Теперь перенесёмся из Москвы конца позапрошлого века в Уфу того же времени. Вряд ли кто будет сомневаться, что уфимские фотоателье почти ничем не отличались от московских: стеклянная стена и прозрачная крыша были обязательными условиями для светописи внутри помещения. Вот, например, дом на углу Большой Казанской и Телеграфной (Октябрьской революции и Цюрупы, сейчас на его месте растут берёзки), в котором размещалось самое, пожалуй, известное в Уфе на рубеже XIX и XX веков ателье О.Ф. Герман (кстати, бывший владелец этого снимка утверждает, что он пришёл от наследников нижегородской семьи бывшего графа по фамилии Герман). В правой части дома на фотографии видна надстройка, в которой за деревянными жалюзи скрывается стеклянная крыша съёмочного павильона. Фотоснимков заведения Герман известно несколько, но почему-то на остальных надстройки этой не наблюдается. Может, дело в том, что ателье в числе первых перешло на электрическое освещение? Вон, и фонарь как подсказка в центре перекрёстка стоит. Правда, преемник Герман В.А. Богомолов аж в 1915 году специально подчёркивал в рекламе, что в его заведении на Большой Казанской, 11 съёмка ведётся при дневном свете. И даже делал приписку, что съёмка при электрическом освещении в его же ателье «Юпитер» на Большой Успенской (Коммунистическая, 47) «ничего общего с коллографией не имеет». Что Богомолов называл коллографией («клей + пишу»), достоверно выяснить пока не удалось, скорее всего, это был один из вариантов калотипии («красивый отпечаток»), т.е. фотографии через посредство бумажного негатива (во всяком случае, английский вариант Википедии отсылает именно к ней: «For the photographic process, see Collotype»). Абсолютно ясно лишь то, что не доверявшая электричеству «ничья бабушка с антресолей» из «Двенадцати стульев» – это не только плод фантазии авторов.

Немного о самой О.Ф. Герман. Предположение, что её имя – Ольга Фёдоровна, гуляло давно, но основывалось оно на московском справочнике, где было много ошибок. Вот и в «Уральском торгово-промышленном адрес-календаре» на 1899 год ошибки тоже есть (Д.П. Берштейн упорно именуется Бернштейном, Гутман назван Иоселем Юдемовичем, хотя он – Иосиф Иделевич), но в перечне фотографов вновь читаем: «Германъ Ольга Федор.»

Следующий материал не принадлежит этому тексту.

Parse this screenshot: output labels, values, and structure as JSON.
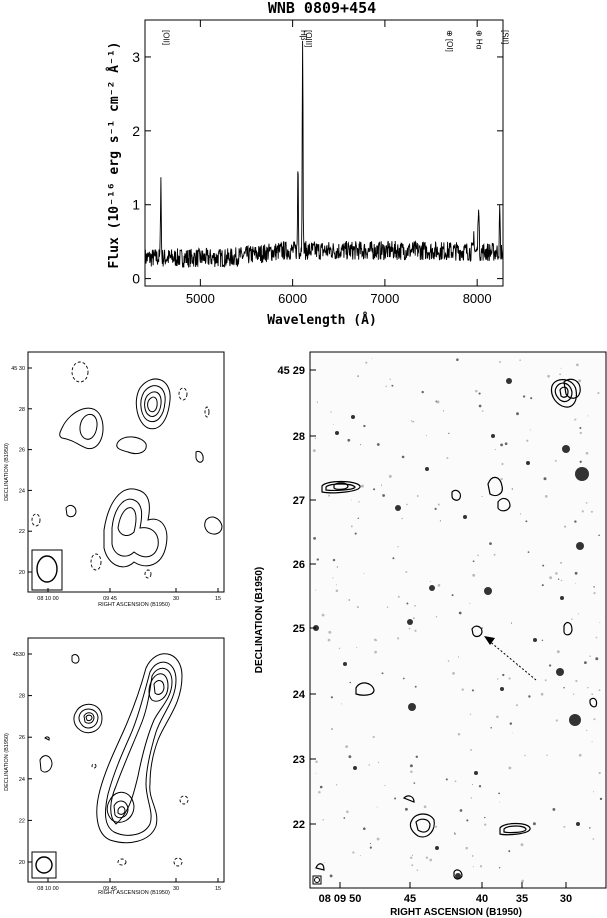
{
  "spectrum": {
    "title": "WNB 0809+454",
    "xlabel": "Wavelength (Å)",
    "ylabel": "Flux (10⁻¹⁶ erg s⁻¹ cm⁻² Å⁻¹)",
    "xticks": [
      5000,
      6000,
      7000,
      8000
    ],
    "yticks": [
      0,
      1,
      2,
      3
    ],
    "xlim": [
      4400,
      8280
    ],
    "ylim": [
      -0.1,
      3.5
    ],
    "lines": [
      {
        "label": "[OII]",
        "x": 4570
      },
      {
        "label": "Hβ",
        "x": 6060
      },
      {
        "label": "[OIII]",
        "x": 6110
      },
      {
        "label": "⊕ [OI]",
        "x": 7640
      },
      {
        "label": "⊕ Hα",
        "x": 7960
      },
      {
        "label": "[SII]",
        "x": 8240
      }
    ]
  },
  "radio_map_top": {
    "ylabel": "DECLINATION (B1950)",
    "xlabel": "RIGHT ASCENSION (B1950)",
    "yticks": [
      "45 30",
      "28",
      "26",
      "24",
      "22",
      "20"
    ],
    "xticks": [
      "08 10 00",
      "09 45",
      "30",
      "15"
    ]
  },
  "radio_map_bottom": {
    "ylabel": "DECLINATION (B1950)",
    "xlabel": "RIGHT ASCENSION (B1950)",
    "yticks": [
      "4530",
      "28",
      "26",
      "24",
      "22",
      "20"
    ],
    "xticks": [
      "08 10 00",
      "09 45",
      "30",
      "15"
    ]
  },
  "optical_field": {
    "ylabel": "DECLINATION (B1950)",
    "xlabel": "RIGHT ASCENSION (B1950)",
    "yticks": [
      "45 29",
      "28",
      "27",
      "26",
      "25",
      "24",
      "23",
      "22"
    ],
    "xticks": [
      "08 09 50",
      "45",
      "40",
      "35",
      "30"
    ]
  }
}
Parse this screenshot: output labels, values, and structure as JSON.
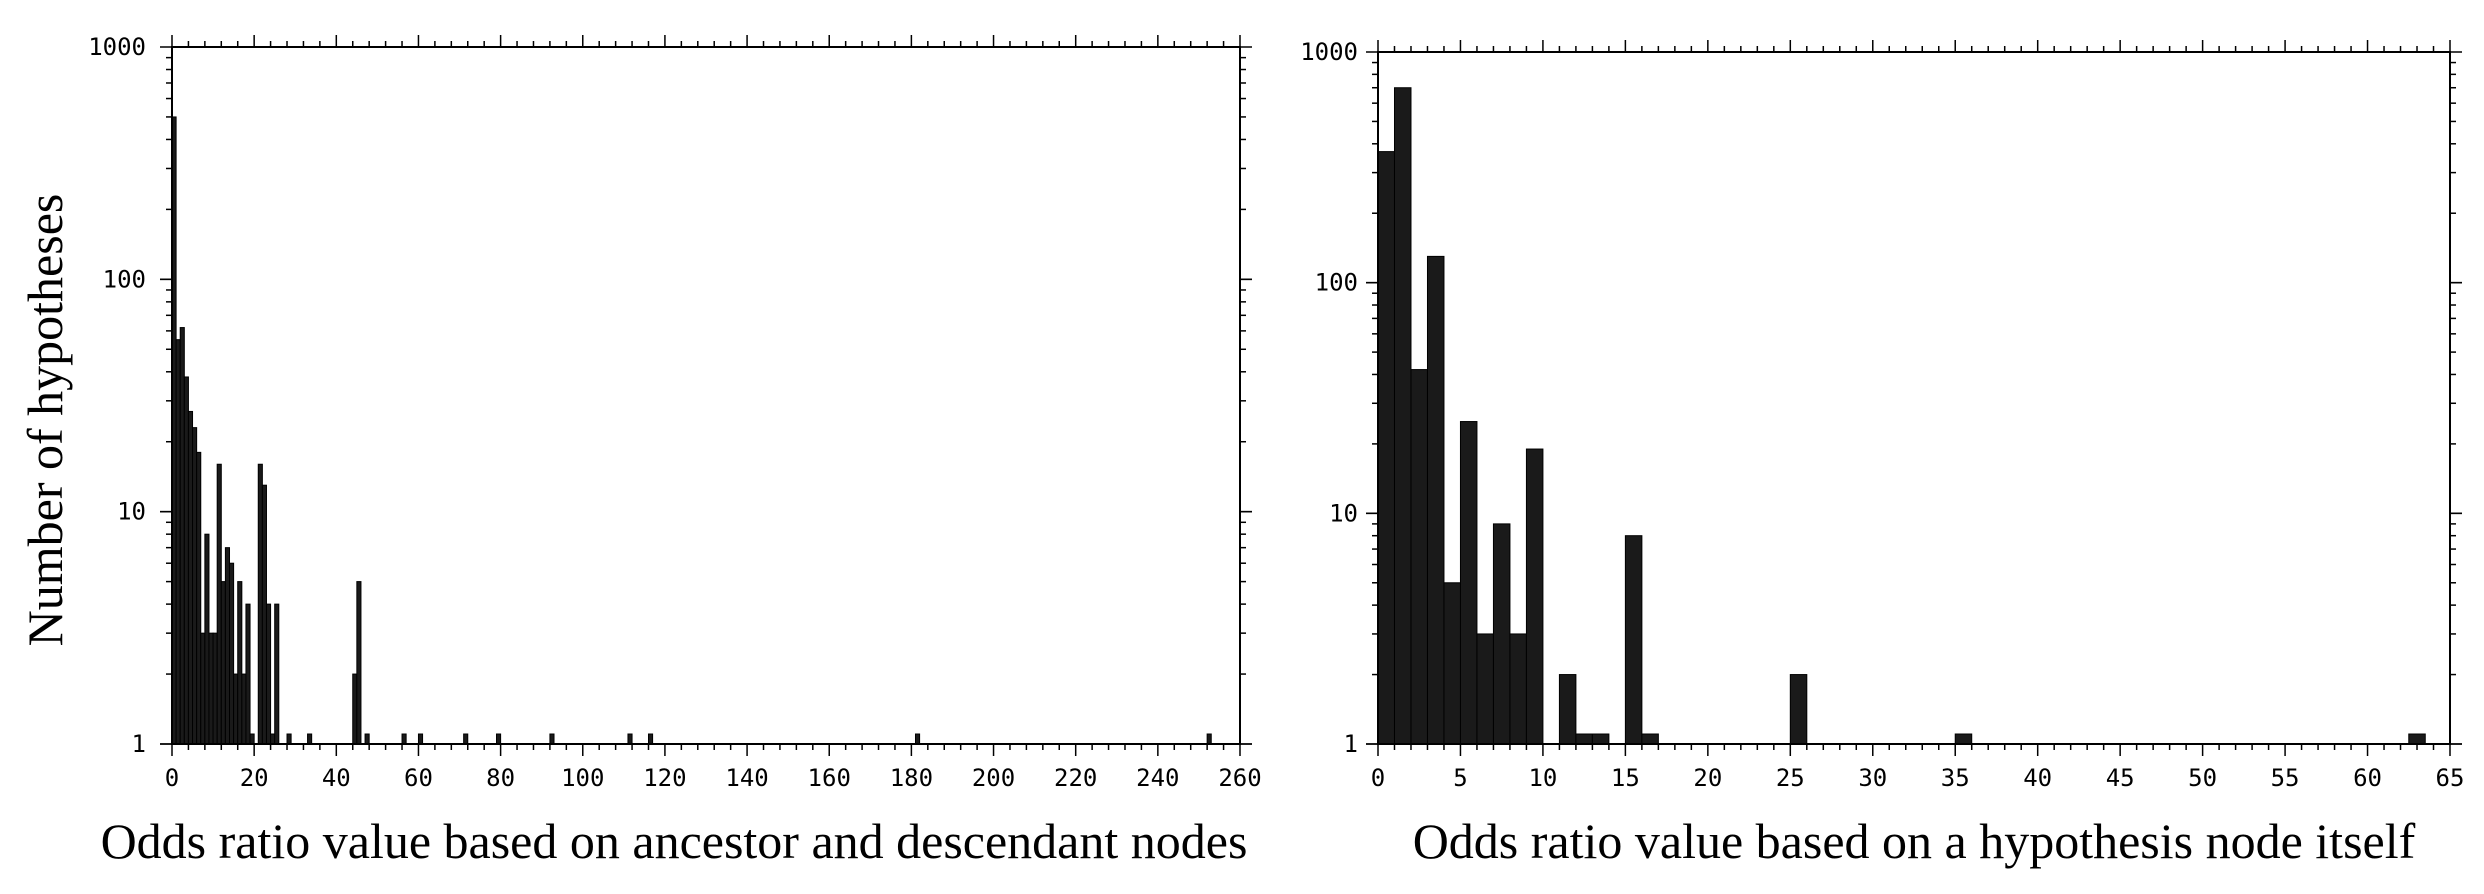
{
  "chart_data": [
    {
      "type": "bar",
      "title": "",
      "xlabel": "Odds ratio value based on ancestor and descendant nodes",
      "ylabel": "Number of hypotheses",
      "xlim": [
        0,
        260
      ],
      "ylim": [
        1,
        1000
      ],
      "y_scale": "log",
      "grid": false,
      "bin_width": 1,
      "xticks": [
        0,
        20,
        40,
        60,
        80,
        100,
        120,
        140,
        160,
        180,
        200,
        220,
        240,
        260
      ],
      "yticks": [
        1,
        10,
        100,
        1000
      ],
      "bars": [
        {
          "x": 0,
          "y": 500
        },
        {
          "x": 1,
          "y": 55
        },
        {
          "x": 2,
          "y": 62
        },
        {
          "x": 3,
          "y": 38
        },
        {
          "x": 4,
          "y": 27
        },
        {
          "x": 5,
          "y": 23
        },
        {
          "x": 6,
          "y": 18
        },
        {
          "x": 7,
          "y": 3
        },
        {
          "x": 8,
          "y": 8
        },
        {
          "x": 9,
          "y": 3
        },
        {
          "x": 10,
          "y": 3
        },
        {
          "x": 11,
          "y": 16
        },
        {
          "x": 12,
          "y": 5
        },
        {
          "x": 13,
          "y": 7
        },
        {
          "x": 14,
          "y": 6
        },
        {
          "x": 15,
          "y": 2
        },
        {
          "x": 16,
          "y": 5
        },
        {
          "x": 17,
          "y": 2
        },
        {
          "x": 18,
          "y": 4
        },
        {
          "x": 19,
          "y": 1
        },
        {
          "x": 21,
          "y": 16
        },
        {
          "x": 22,
          "y": 13
        },
        {
          "x": 23,
          "y": 4
        },
        {
          "x": 24,
          "y": 1
        },
        {
          "x": 25,
          "y": 4
        },
        {
          "x": 28,
          "y": 1
        },
        {
          "x": 33,
          "y": 1
        },
        {
          "x": 44,
          "y": 2
        },
        {
          "x": 45,
          "y": 5
        },
        {
          "x": 47,
          "y": 1
        },
        {
          "x": 56,
          "y": 1
        },
        {
          "x": 60,
          "y": 1
        },
        {
          "x": 71,
          "y": 1
        },
        {
          "x": 79,
          "y": 1
        },
        {
          "x": 92,
          "y": 1
        },
        {
          "x": 111,
          "y": 1
        },
        {
          "x": 116,
          "y": 1
        },
        {
          "x": 181,
          "y": 1
        },
        {
          "x": 252,
          "y": 1
        }
      ]
    },
    {
      "type": "bar",
      "title": "",
      "xlabel": "Odds ratio value based on a hypothesis node itself",
      "ylabel": "",
      "xlim": [
        0,
        65
      ],
      "ylim": [
        1,
        1000
      ],
      "y_scale": "log",
      "grid": false,
      "bin_width": 1,
      "xticks": [
        0,
        5,
        10,
        15,
        20,
        25,
        30,
        35,
        40,
        45,
        50,
        55,
        60,
        65
      ],
      "yticks": [
        1,
        10,
        100,
        1000
      ],
      "bars": [
        {
          "x": 0,
          "y": 370
        },
        {
          "x": 1,
          "y": 700
        },
        {
          "x": 2,
          "y": 42
        },
        {
          "x": 3,
          "y": 130
        },
        {
          "x": 4,
          "y": 5
        },
        {
          "x": 5,
          "y": 25
        },
        {
          "x": 6,
          "y": 3
        },
        {
          "x": 7,
          "y": 9
        },
        {
          "x": 8,
          "y": 3
        },
        {
          "x": 9,
          "y": 19
        },
        {
          "x": 11,
          "y": 2
        },
        {
          "x": 12,
          "y": 1
        },
        {
          "x": 13,
          "y": 1
        },
        {
          "x": 15,
          "y": 8
        },
        {
          "x": 16,
          "y": 1
        },
        {
          "x": 25,
          "y": 2
        },
        {
          "x": 35,
          "y": 1
        },
        {
          "x": 62.5,
          "y": 1
        }
      ]
    }
  ]
}
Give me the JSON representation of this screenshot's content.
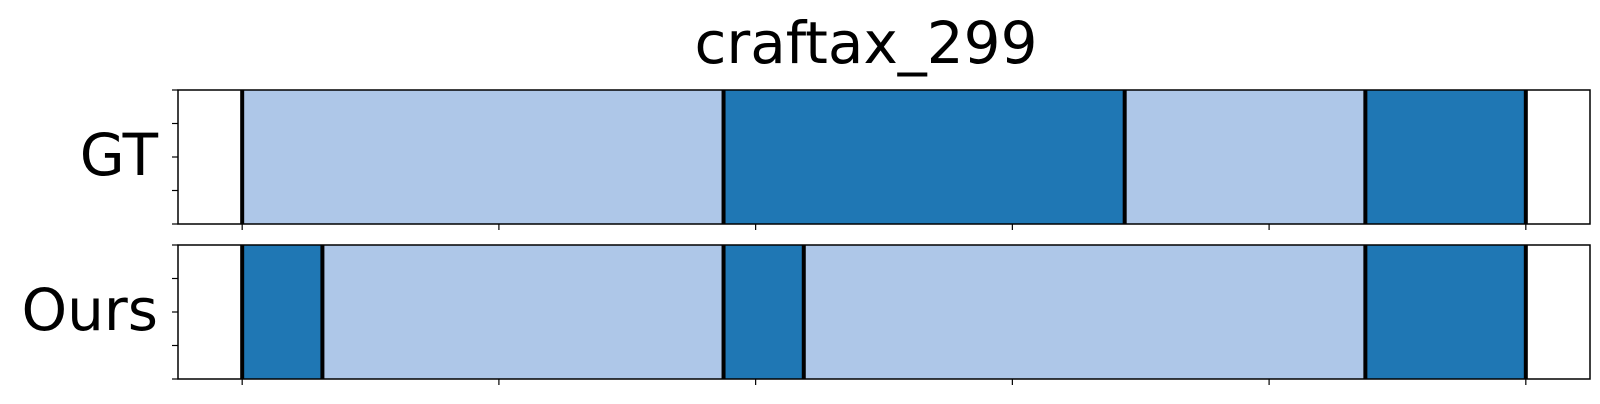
{
  "chart_data": {
    "type": "segmentation",
    "title": "craftax_299",
    "xlim": [
      -20,
      420
    ],
    "x_ticks": [
      0,
      80,
      160,
      240,
      320,
      400
    ],
    "rows": [
      {
        "label": "GT",
        "segments": [
          {
            "start": 0,
            "end": 150,
            "class": "light"
          },
          {
            "start": 150,
            "end": 275,
            "class": "dark"
          },
          {
            "start": 275,
            "end": 350,
            "class": "light"
          },
          {
            "start": 350,
            "end": 400,
            "class": "dark"
          }
        ]
      },
      {
        "label": "Ours",
        "segments": [
          {
            "start": 0,
            "end": 25,
            "class": "dark"
          },
          {
            "start": 25,
            "end": 150,
            "class": "light"
          },
          {
            "start": 150,
            "end": 175,
            "class": "dark"
          },
          {
            "start": 175,
            "end": 350,
            "class": "light"
          },
          {
            "start": 350,
            "end": 400,
            "class": "dark"
          }
        ]
      }
    ],
    "colors": {
      "light": "#aec7e8",
      "dark": "#1f77b4",
      "boundary": "#000000",
      "frame": "#000000"
    }
  }
}
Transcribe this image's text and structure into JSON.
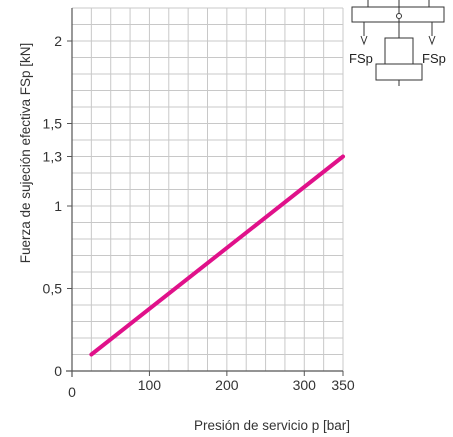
{
  "chart_data": {
    "type": "line",
    "xlabel": "Presión de servicio p [bar]",
    "ylabel": "Fuerza de sujeción efectiva FSp [kN]",
    "xlim": [
      0,
      350
    ],
    "ylim": [
      0,
      2.2
    ],
    "x_ticks": [
      {
        "value": 0,
        "label": "0"
      },
      {
        "value": 100,
        "label": "100"
      },
      {
        "value": 200,
        "label": "200"
      },
      {
        "value": 300,
        "label": "300"
      },
      {
        "value": 350,
        "label": "350"
      }
    ],
    "y_ticks": [
      {
        "value": 0,
        "label": "0"
      },
      {
        "value": 0.5,
        "label": "0,5"
      },
      {
        "value": 1,
        "label": "1"
      },
      {
        "value": 1.3,
        "label": "1,3"
      },
      {
        "value": 1.5,
        "label": "1,5"
      },
      {
        "value": 2,
        "label": "2"
      }
    ],
    "grid": true,
    "series": [
      {
        "color": "#e0118a",
        "x": [
          25,
          350
        ],
        "y": [
          0.1,
          1.3
        ]
      }
    ]
  },
  "diagram": {
    "force_label_left": "FSp",
    "force_label_right": "FSp"
  }
}
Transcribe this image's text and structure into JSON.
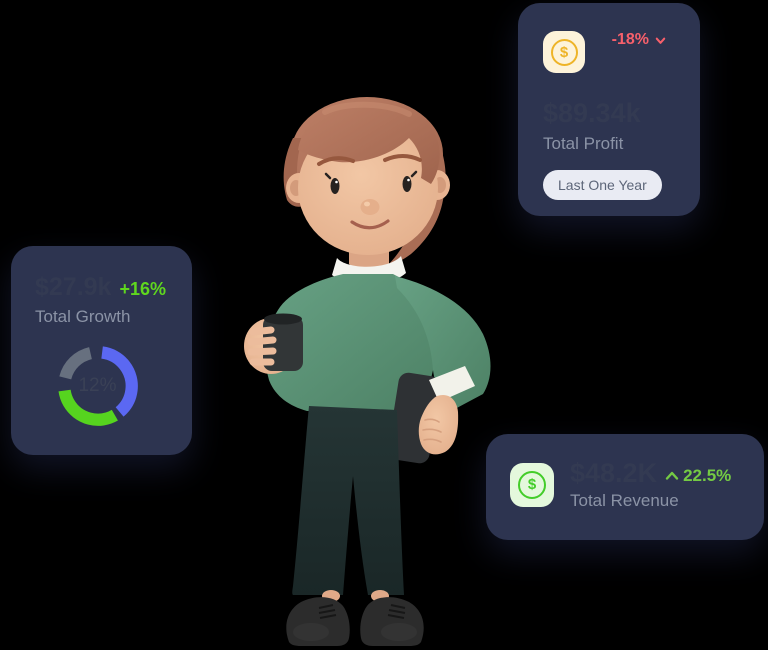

В уфимских справочниках и адрес-календарях это имя полностью нигде не встречается, зато по всей дореволюционной России была раскинута целая сеть фотографий Герман: Петербург, Москва, Ярославль, Ржев, Торжок, Тифлис, Оренбург, Уфа. И, похоже, это неспроста: они явно не однофамильцы. Причём, паспарту оренбургского фотографа М.Я. Герман и уфимской О.Ф. Герман даже оформлены что называется «один в один» – на них только инициалы и города разные. Отсюда напрашивается вывод о родственных связях хозяев. Но и только. Ведь найдена пока всего одна запись в метрической книге градо-уфимской Спасской церкви за 1901 год: в графе «Восприемники» (т.е. крёстные) указаны «коллежский секретарь гор. Уфы Николай Афанасьевич Беккаревич и дворянка девица Ольга Федоровна Герман». И так хочется, чтобы плывшая 100 лет назад на пароходе безымянная красавица, снимок которой хранился тоже у наследников «графа Герман», оказалась нашей Ольгой Фёдоровной!
Автор: Анатолий ЧеЧуха при участии Янины Свице.